Open ghost opened 1 year ago

ghost commented 1 year ago

Face detection works in general very good. But it is limited to when some of the light comes on the face.

For example when I try to track my head during ATS game at night in my room and also at night in the game, the picture is really dark and there isn't much light on my face from the screen. The face detection does not work anymore in such conditions (and that's understandable).

The idea would be to mount some infrared LEDs near the webcam to light my face in infrared.

We know that for example PS3 Eye does handle IR very well and if we mount the IR filter to block regular light, we can normally use it as part of the TrackIR clone with Opentrack.

I could not test (yet) if face detection is based on color image or not. If we shine some infrared on something, it is generally one color (say represented as black and white) because the IR light has one only 850-ish NM wave length and all objects do not reflect any usual colors like in daylight.

Do we need some in-app switch or filter or profile to tell the app that the face detection should be IR based (or black/white)?

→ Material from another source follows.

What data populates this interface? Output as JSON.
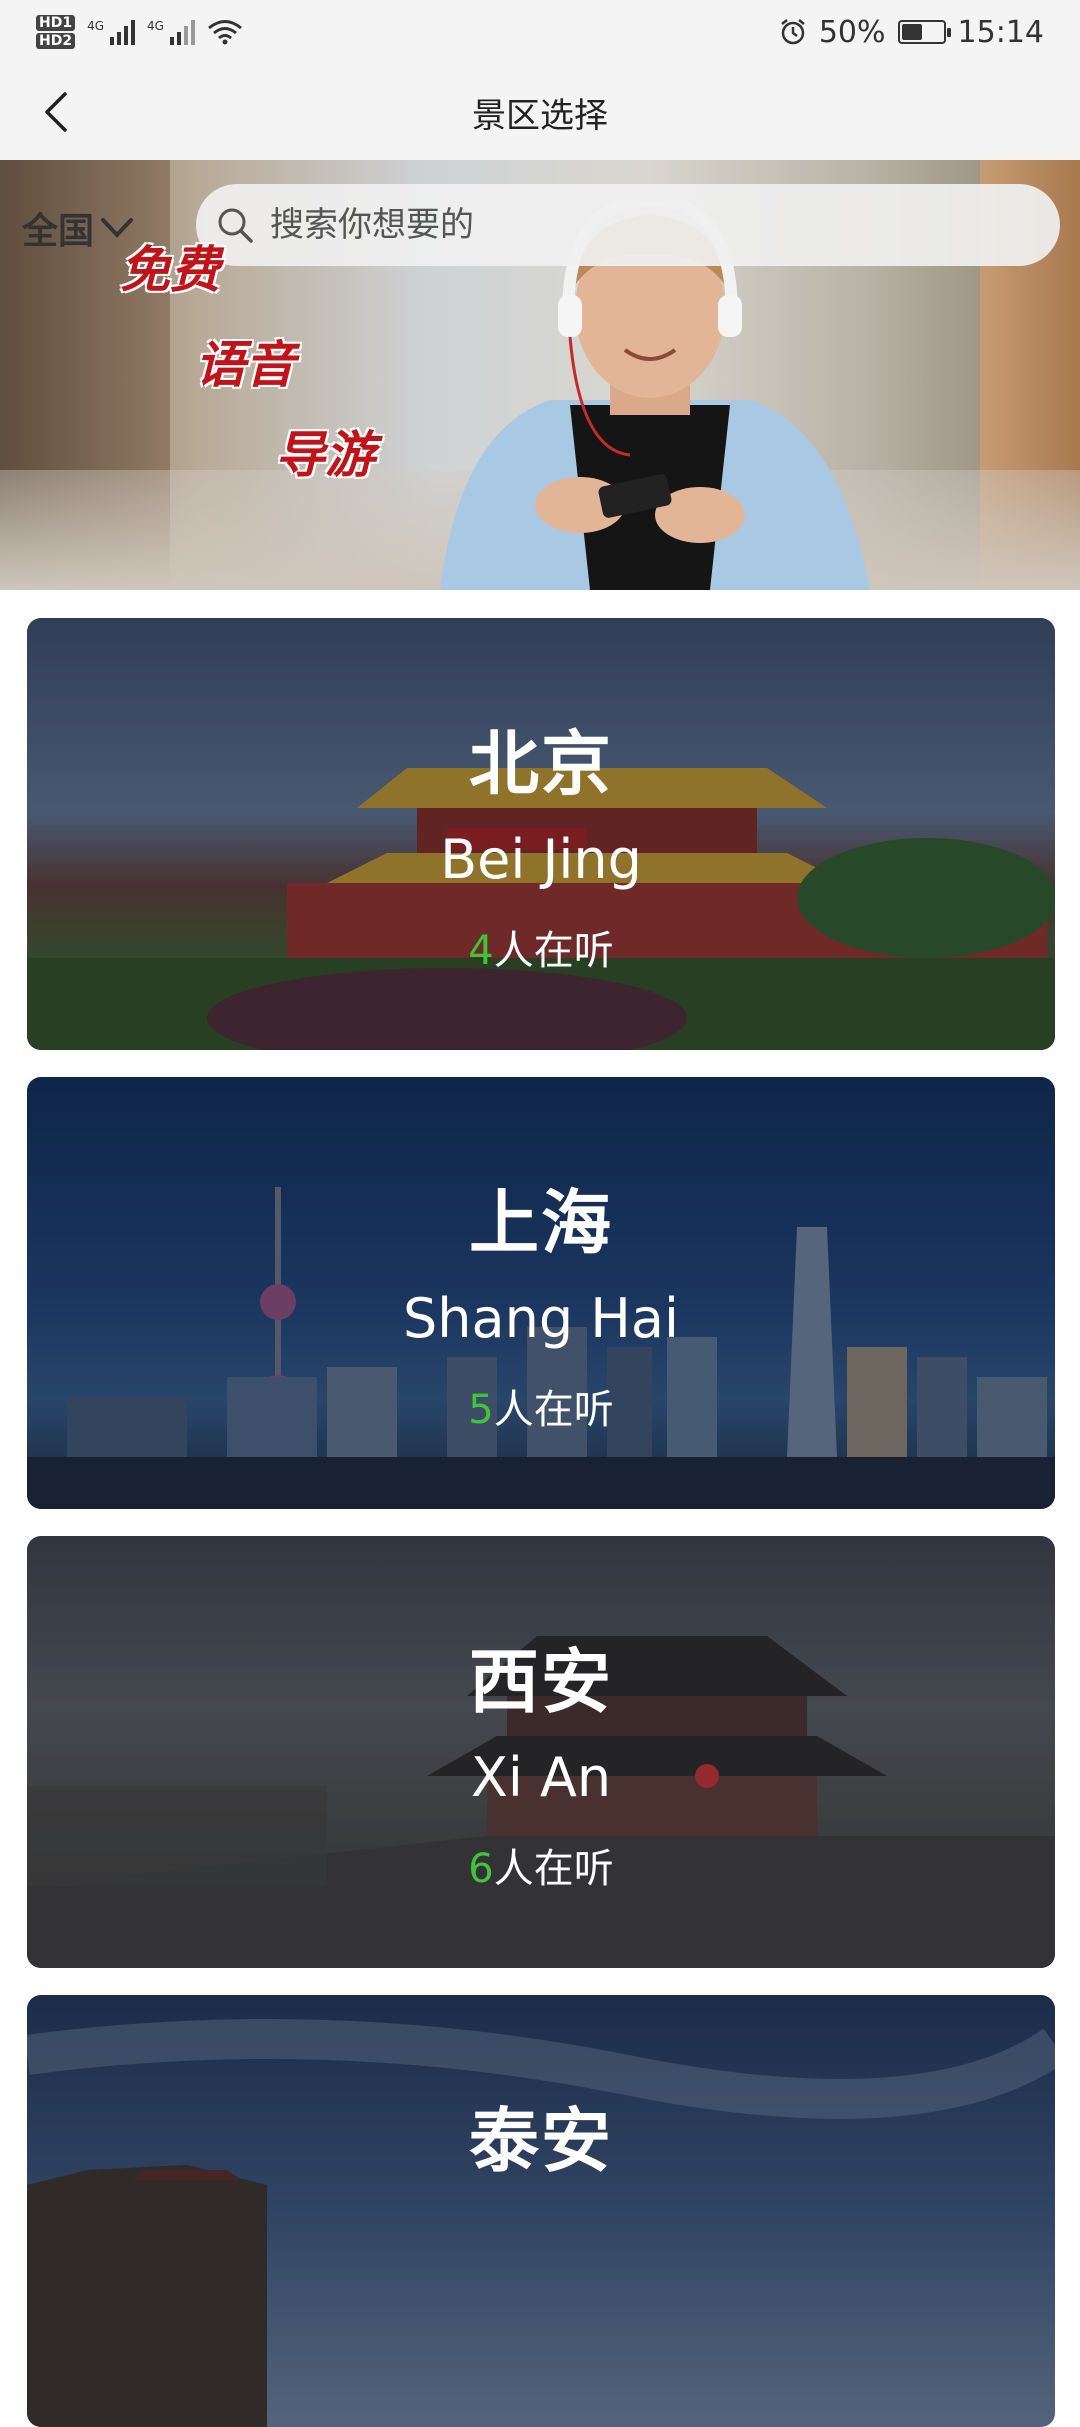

What do you think about it? Good idea?

AIRLegend commented 1 year ago

Yeah, I think it's a very good idea!

Actually, the models here work with 1-channel images, so no changes would be necessary to be made on them.

The main issue is that they're trained with a specific normalization (mean/stds). I don't expect them to work well directly on infrared images. However, as you said, I think it could be possible to 1) Add some kind of video filter which transforms infrared images to "regular b&w" ones or 2) Train models on infrared images (assuming some kind of image processing could be made on regular b&w to simulate infrared).

Please, if you give it a try, update with your results of testing directly with infrared light :)

d-kleine commented 1 year ago

The good thing about using IR is that you can reconstruct a 3-dimensional model of the face/head from the image's color channels. This might improve the jittering of the size/position of the bounding box.

An alternative idea would be to convert the RGB image of a frame to a thermal image (see here, this will not be real IR oc) and then reducing its dimensions to an 1-channel black-white image for the models.